Narodziny ŁABĘDZIA
Dziś wspomnienia (moje)... Nocą otulone.
Kołatanie serca dalekie. Nie
słyszysz…
A tęcza nieśmiała nagle przebudzona
samotnie się wspina w niepojętej ciszy.
Na wzgórza. Tu bardziej staje się
widoczna.
Do gwiazd jej bliżej pod gwiezdną
kopułą,
najwcześniej rozpala rozkochana
jutrznia.
Właśnie tu poczeka…Wśród wrzosów.
Cichutko.
Kiedy zamkną oczy duchy oczyszczone
i zużyte słowa odpłyną z strumieniem...
Narodzi się ptakiem. Na niwach
zielonych,
i fiołkowym wzrokiem zaznaczy to
miejsce!
***
Przetnie krzyk radosny promienne
przestrzenie,
jakby sznur brylantów zerwał wiatr
poranny.
Może śpiew rozsypie, jak kasztany?

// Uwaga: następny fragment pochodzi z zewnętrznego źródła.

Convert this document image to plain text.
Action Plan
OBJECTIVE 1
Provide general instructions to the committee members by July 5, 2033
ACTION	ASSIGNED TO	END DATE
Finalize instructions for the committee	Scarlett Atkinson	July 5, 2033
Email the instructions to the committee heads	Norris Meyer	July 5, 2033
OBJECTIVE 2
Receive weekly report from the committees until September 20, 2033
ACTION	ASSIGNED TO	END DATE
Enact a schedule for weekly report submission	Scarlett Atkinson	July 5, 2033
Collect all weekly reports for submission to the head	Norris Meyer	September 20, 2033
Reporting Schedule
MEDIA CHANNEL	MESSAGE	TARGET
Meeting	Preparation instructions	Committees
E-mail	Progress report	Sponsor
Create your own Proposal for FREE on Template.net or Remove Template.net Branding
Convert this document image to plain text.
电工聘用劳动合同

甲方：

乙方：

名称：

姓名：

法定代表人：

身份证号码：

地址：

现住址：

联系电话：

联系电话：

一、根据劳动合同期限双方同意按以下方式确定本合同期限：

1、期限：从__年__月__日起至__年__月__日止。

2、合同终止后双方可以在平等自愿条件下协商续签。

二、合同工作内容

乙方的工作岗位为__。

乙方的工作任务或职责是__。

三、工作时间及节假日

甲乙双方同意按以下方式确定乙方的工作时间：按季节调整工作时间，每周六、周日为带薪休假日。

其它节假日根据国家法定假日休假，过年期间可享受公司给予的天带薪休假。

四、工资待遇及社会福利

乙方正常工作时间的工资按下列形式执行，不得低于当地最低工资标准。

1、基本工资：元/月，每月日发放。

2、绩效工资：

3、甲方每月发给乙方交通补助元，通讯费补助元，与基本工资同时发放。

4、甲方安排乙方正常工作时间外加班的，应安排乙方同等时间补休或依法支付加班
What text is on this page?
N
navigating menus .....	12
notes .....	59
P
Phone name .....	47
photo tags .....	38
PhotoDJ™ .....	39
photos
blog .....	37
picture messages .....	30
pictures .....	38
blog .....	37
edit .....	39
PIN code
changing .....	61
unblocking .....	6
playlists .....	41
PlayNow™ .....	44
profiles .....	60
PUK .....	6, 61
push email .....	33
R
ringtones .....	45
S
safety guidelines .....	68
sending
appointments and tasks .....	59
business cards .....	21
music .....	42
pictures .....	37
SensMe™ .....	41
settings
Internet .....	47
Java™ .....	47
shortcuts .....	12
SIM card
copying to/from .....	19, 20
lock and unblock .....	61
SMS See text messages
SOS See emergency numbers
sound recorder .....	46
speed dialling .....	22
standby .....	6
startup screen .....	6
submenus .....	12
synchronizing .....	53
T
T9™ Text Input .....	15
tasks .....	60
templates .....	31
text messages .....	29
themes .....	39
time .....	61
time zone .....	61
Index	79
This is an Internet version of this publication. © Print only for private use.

Nie
wiem…
Znów zamieni w ciszę? W najprawdziwszą
Prawdę?
Zmyje oczy rosą i pogładzi włosy,
niepewność odpłynie z nurtem szybciej.
Dokądś…
I skrzydła słoneczne w lazurach
rozłoży.
Potem wzbije w niebo. Najszczęśliwszy
łabędź!
***
2 marca 2008 g. 8 ,13
...Jak trudno oderwać od cudzej kieszeni guzik, wstążkę CZASU, zabrać fotografię… A Wolność urzeka. Szarość w światło zmieni i podnosi Ducha. Odejdziesz? Potrafisz?
Komentarze (12)
Podniosły wiersz, ale tkany jak mgłą lekka
koronka......... Zastanowić się warto........
Łabędź nigdy nie był tak szczęśliwy...
Dopóki wierszem go nie namalowałaś...
Teraz będzie szukał literek tkliwych...
Którymi go poranną rosą całowałaś
Twój wiersz ma cudownie baśniowy klimat. Dziękuję Ci
za to, co zobaczyłam:)
piękne metafory.Wiersz, w którym możemy odnaleźć
siebie...
Zauważyłam w Twoim wierszu tęsknotę za czymś pięknym
jak łabądź. Piękny nastrój wiersza wprowadza człowieka
w zadumę.
Przyznam, że jestem zachwycona metaforami, jest ich tu
całe mnóstwo i niezwykle rozbudowane, metafora z
łabędziem jest ciekawa - ale czy dobrze zrozumiałam
chodzi tu o budzącą się osobowość podmiotu lirycznego
i jej przemianę...
Piękny wiersz, pełen ciepła, czułości i romantyzmu.
Nastrój budowany spokojnie, delkatnie, wodzi
czytelnika, tam gdzie podmiot liryczny przeżywa swe
uczucia, cudo
Przebudzona tęcza jeszcze nieśmiała,ale pełna nadziei
wspina się na wzgórza.. tam będzie widoczna i poczeka
,aż będzie na tyle silna, by przemienić się w
łabędzia... urzekający poezją wiersz
Piekny temat wiersza i jeszcze piekniejsza jego
realizacja. Gratuluje
piękny romantyczny wiersz . nastrój jaki stworzyłeś to
wielka sztuka brawo
Przepięknie :)
Widzę, jak w słońca promieniach
rozkładasz skrzydła łabędzie,
lśnią na nich kropelki rosy
rozpalą się tęczą wszędzie
Przyjemną nostalgia powiało z małego arcydzieła
Twego.Tak pieknie ułożone strofy, z takim pietyzmem i
artyzmem.Czytałem uniesiony ponad ziemię.Brawo!